Il Consiglio Federale della Federciclismo, riunito a Bologna, ha approvato oggi (ieri, ndr) la normativa che disciplinerà il settore amatoriale dal 1° gennaio 2014.
Dopo l’attenta analisi del settore amatoriale, il confronto con i principali organizzatori e la verifica con i comitati regionali, profondi conoscitori delle realtà locali, la struttura nazionale amatoriale ha predisposto la nuova normativa approvata oggi (ieri, ndr) dal CF.
In linea con l’azione portata avanti per rendere sempre più efficace il contrasto al doping attraverso la prevenzione, il controllo e le punizioni (quali l’inibizione alla maglia azzurra di tutti gli atleti sanzionati), il regolamento segna una ferma presa di posizione anche nei confronti degli amatori.
Le principali innovazioni normative, che si auspica vengano fatte proprie da altre federazioni e dagli Enti di promozione sportiva, sono volte a favorire il pieno ripristino delle logiche amatoriali e del divertimento, con una grande attenzione alla salute dei praticanti:
– Divieto del tesseramento quale cicloamatore a chi ha avuto squalifiche per doping.
– Graduato il tempo di passaggio dall’attività agonistica di alto livello a quella amatoriale (4 anni di stacco per i professionisti, 2 per le donne e 1 per i dilettanti) onde stemperare il tasso agonistico che stava snaturando le finalità amatoriali a scapito della grande massa dei partecipanti.
– Saranno studiati eventuali esami aggiuntivi per l’abilitazione all’attività degli over 40
– Stabiliti severi standard di qualità organizzativi per la sicurezza delle manifestazioni, che saranno certificati da tecnici federali.

Il Consiglio Federale ha inoltre deliberato quanto segue:
– Elezione dei rappresentanti dei Comitati Regionali per il prossimo anno: Lombardia – Francesco Bernardelli; Toscana – Giacomo Bacci; Sardegna – Salvatore Meloni.
– Individuazione dei componenti della delegazione al Congresso UCI del 27/09/2013 nelle tre figure dei vice presidenti nazionali
– Approvazione delle convenzioni per le successive sottoscrizioni inerenti all’accordo con l’ANAS ed RCS per la richiesta di autorizzazione allo svolgimento delle gare.
– Approvazione del documento da presentare al CONI inerente alla proposta di modifica della L.91/81.
– Approvazione del progetto Continental per il 2014.
– Assegnazione Campionati Italiani MTB 2014: Cross Country – Uc Caprivesi (GO); Marathon – Asd Valcavallina Superbike (Grumello del Monte/BG); Eliminator – L’Arcobaleno Carraro Team (Rovereto/TN); Team Relay – Asd Pedali di Marca (Volpago del Montello/TV); Cross Country Allievi/Esordienti – Ass.

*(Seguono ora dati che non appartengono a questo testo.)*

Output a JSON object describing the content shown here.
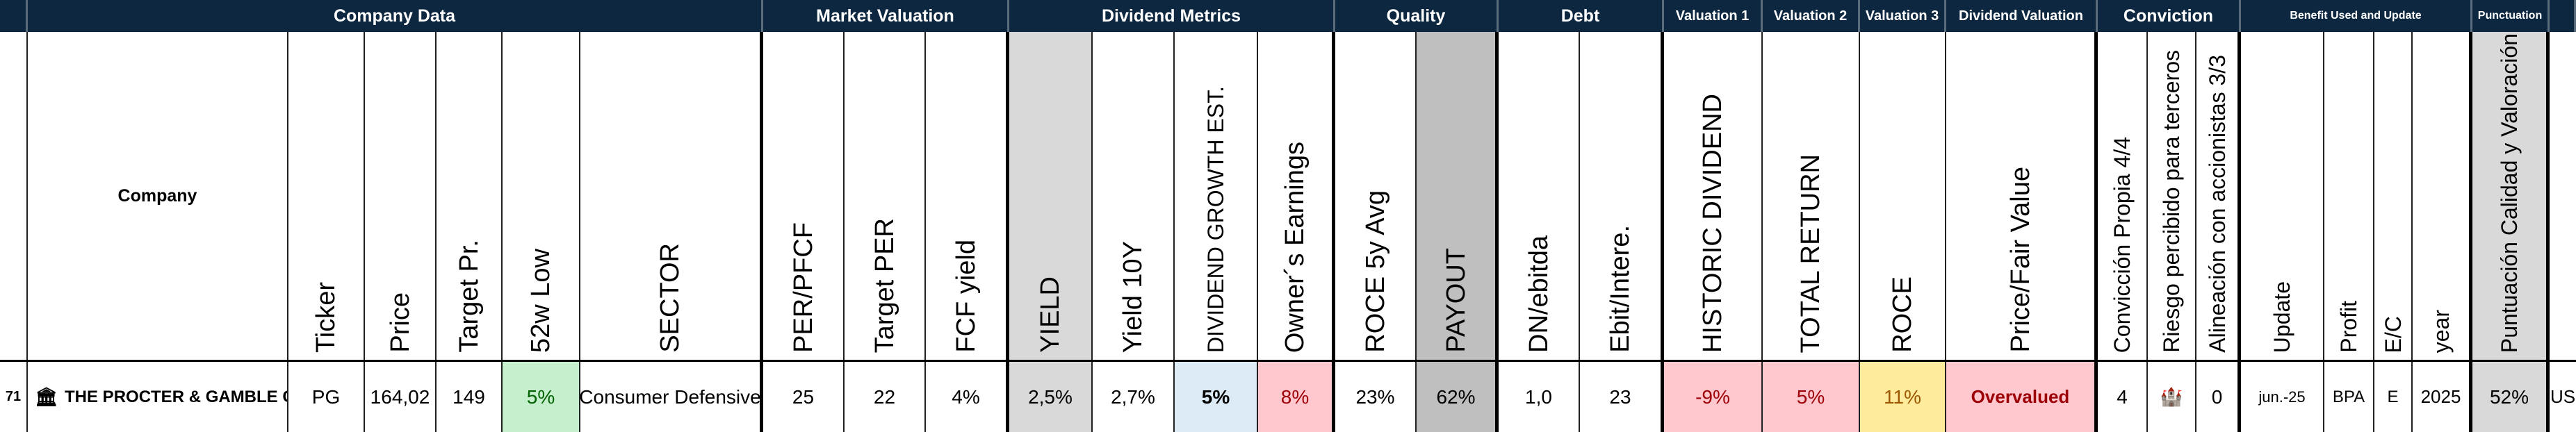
{
  "groups": {
    "company_data": "Company Data",
    "market_valuation": "Market Valuation",
    "dividend_metrics": "Dividend Metrics",
    "quality": "Quality",
    "debt": "Debt",
    "valuation1": "Valuation 1",
    "valuation2": "Valuation 2",
    "valuation3": "Valuation 3",
    "dividend_valuation": "Dividend Valuation",
    "conviction": "Conviction",
    "benefit": "Benefit Used and Update",
    "punctuation": "Punctuation"
  },
  "headers": {
    "company": "Company",
    "ticker": "Ticker",
    "price": "Price",
    "target_pr": "Target Pr.",
    "low52w": "52w Low",
    "sector": "SECTOR",
    "per_pfcf": "PER/PFCF",
    "target_per": "Target PER",
    "fcf_yield": "FCF yield",
    "yield": "YIELD",
    "yield10y": "Yield 10Y",
    "div_growth": "DIVIDEND GROWTH EST.",
    "owners_earnings": "Owner´s Earnings",
    "roce5y": "ROCE 5y Avg",
    "payout": "PAYOUT",
    "dn_ebitda": "DN/ebitda",
    "ebit_inter": "Ebit/Intere.",
    "historic_dividend": "HISTORIC DIVIDEND",
    "total_return": "TOTAL RETURN",
    "roce": "ROCE",
    "price_fair": "Price/Fair Value",
    "conviccion": "Convicción Propia 4/4",
    "riesgo": "Riesgo percibido para terceros",
    "alineacion": "Alineación con accionistas 3/3",
    "update": "Update",
    "profit": "Profit",
    "ec": "E/C",
    "year": "year",
    "puntuacion": "Puntuación Calidad y Valoración"
  },
  "row": {
    "index": "71",
    "icon": "bank-icon",
    "company": "THE PROCTER & GAMBLE COMPANY",
    "ticker": "PG",
    "price": "164,02",
    "target_pr": "149",
    "low52w": "5%",
    "sector": "Consumer Defensive",
    "per_pfcf": "25",
    "target_per": "22",
    "fcf_yield": "4%",
    "yield": "2,5%",
    "yield10y": "2,7%",
    "div_growth": "5%",
    "owners_earnings": "8%",
    "roce5y": "23%",
    "payout": "62%",
    "dn_ebitda": "1,0",
    "ebit_inter": "23",
    "historic_dividend": "-9%",
    "total_return": "5%",
    "roce": "11%",
    "price_fair": "Overvalued",
    "conviccion": "4",
    "riesgo_icon": "castle-icon",
    "alineacion": "0",
    "update": "jun.-25",
    "profit": "BPA",
    "ec": "E",
    "year": "2025",
    "puntuacion": "52%",
    "country": "US"
  },
  "colors": {
    "header_bg": "#0d2740",
    "green": "#c6efce",
    "blue": "#ddebf7",
    "pink": "#ffc7ce",
    "yellow": "#ffeb9c",
    "gray": "#d9d9d9"
  }
}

Scuola Naz.Mtb Oasi Zegna (Bielmonte/BI).
– Assegnazione Campionati Italiani Ciclocross 2015 a Pezze di Greco (Brindisi).
– Costituzione del settore Indoor Cycling e Cycle Ball.
– Approvazione delle proposte di modifica al disciplinare sulle scorte tecniche.

Su proposta della Lega del Ciclismo Professionisti, il C.F. ha deliberato che il rilascio della tessera ad un neo professionista è condizionata alla partecipazione ad un corso di formazione.
Il CF conferma che nessun corso di abilitazione alla guida vetture in gara è obbligatorio. Tale obbligo vale unicamente per le gare World Tour con deroga per i Media. Invita l’organizzatore del Giro di Lunigiana a rispettare le regole vigenti.
Nell’ambito del Consiglio dei Presidenti Regionali, svoltosi ieri 27 giugno in un clima costruttivo con l’obiettivo di alleggerire la pressione agonistica sui più giovani senza tralasciare di calmierare l’attività degli stessi, si è accordata ai Comitati Regionali l’autonomia decisionale rispetto al blocco dell’attività mensile e alla valorizzazione della multidisciplinarietà.